# Tetrahedron car crash prevention

1. Feb 11, 2010

### djuiceholder

1. The problem statement, all variables and given/known data

Imagine a planet in the shape of a regular tetrahedron (its surface consists of 4 equilateral triangles). Suppose that on each face there is a car traveling at a constant speed in clockwise direction along the edges bounding the face. Can they travel without crashing?

2. Relevant equations

I dont know how and where to start working on this problem

3. The attempt at a solution

I really need help :(

2. Feb 12, 2010

### LCKurtz

Have a look at this picture:

Suppose, for example, the red car is on edge 3. Convince yourself that neither the yellow or green cars can be on the "opposite" edge 5 to prevent future collisions. The same idea works for each edge and its opposite. Does that give you any ideas?

Last edited: Feb 13, 2010
3. Feb 14, 2010

### LCKurtz

Well, the OP seems to have disappeared, but I still think it is an interesting question. I think my last post leads to a proof that 4 cars can't do it. Even assuming there are traffic circles at the vertices, they will have a head-on collision along some edge.

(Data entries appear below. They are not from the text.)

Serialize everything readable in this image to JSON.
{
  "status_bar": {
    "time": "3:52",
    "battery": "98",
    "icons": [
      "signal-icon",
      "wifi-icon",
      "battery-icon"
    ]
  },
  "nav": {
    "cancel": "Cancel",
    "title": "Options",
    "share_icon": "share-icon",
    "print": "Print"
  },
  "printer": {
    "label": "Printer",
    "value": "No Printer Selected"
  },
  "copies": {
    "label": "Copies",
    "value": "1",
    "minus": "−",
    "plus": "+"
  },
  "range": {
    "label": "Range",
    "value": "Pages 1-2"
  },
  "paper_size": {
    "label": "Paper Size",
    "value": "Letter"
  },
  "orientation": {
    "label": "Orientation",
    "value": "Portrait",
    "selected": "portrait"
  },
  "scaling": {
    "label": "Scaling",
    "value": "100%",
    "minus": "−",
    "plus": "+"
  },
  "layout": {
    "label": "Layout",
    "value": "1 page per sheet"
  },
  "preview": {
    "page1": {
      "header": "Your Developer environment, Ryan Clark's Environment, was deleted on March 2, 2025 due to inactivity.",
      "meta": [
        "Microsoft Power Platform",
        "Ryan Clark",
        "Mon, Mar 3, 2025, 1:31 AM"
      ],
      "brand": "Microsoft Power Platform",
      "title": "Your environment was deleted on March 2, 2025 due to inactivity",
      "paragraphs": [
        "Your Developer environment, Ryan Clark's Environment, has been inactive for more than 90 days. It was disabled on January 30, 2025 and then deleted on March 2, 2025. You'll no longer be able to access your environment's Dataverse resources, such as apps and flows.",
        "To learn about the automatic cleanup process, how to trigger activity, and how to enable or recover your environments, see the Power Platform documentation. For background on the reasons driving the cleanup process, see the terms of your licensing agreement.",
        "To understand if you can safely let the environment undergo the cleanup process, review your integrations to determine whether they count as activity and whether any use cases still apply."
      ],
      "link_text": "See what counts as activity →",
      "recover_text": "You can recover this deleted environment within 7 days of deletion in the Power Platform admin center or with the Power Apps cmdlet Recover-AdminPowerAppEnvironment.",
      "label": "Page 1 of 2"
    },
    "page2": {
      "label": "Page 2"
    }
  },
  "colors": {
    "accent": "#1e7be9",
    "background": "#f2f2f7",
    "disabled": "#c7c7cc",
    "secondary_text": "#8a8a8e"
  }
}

But what about three cars? Without traffic circles at the vertices, so they can't arrive at a vertex at the same time, I don't think they can do it either, but I don't have a proof. If you assume they have traffic circles, then three cars can do it precisely by arriving at the vertices at the same time. Killing a bit of time with Maple, I made the following gif to illustrate it:

http://math.asu.edu/~kurtz/pix/cars.gif [Broken]

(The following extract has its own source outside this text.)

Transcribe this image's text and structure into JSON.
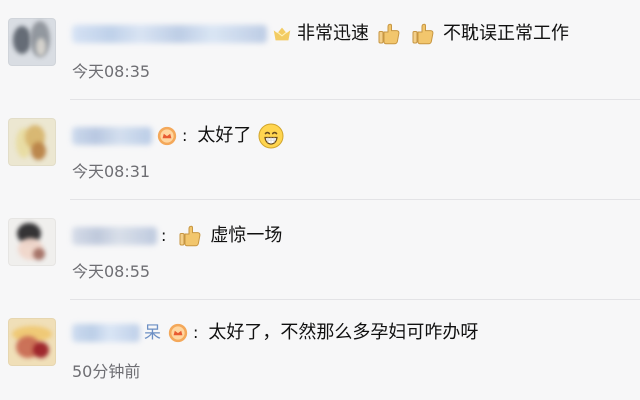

You have to imagine the traffic circles.

Last edited by a moderator: May 4, 2017
4. Feb 18, 2010

### djuiceholder

wow, thanks a lot. So, that means they can not travel without crashing. Even, 3 cars can't.

5. Feb 18, 2010

### LCKurtz

I haven't proven that three cars can't do it without traffic circles, but I suspect they can't. The attached example shows an effort where they don't arrive at the intersections simultaneously. Unfortunately, there is an accident:

http://math.asu.edu/~kurtz/pix/cars2.gif [Broken]

Last edited by a moderator: May 4, 2017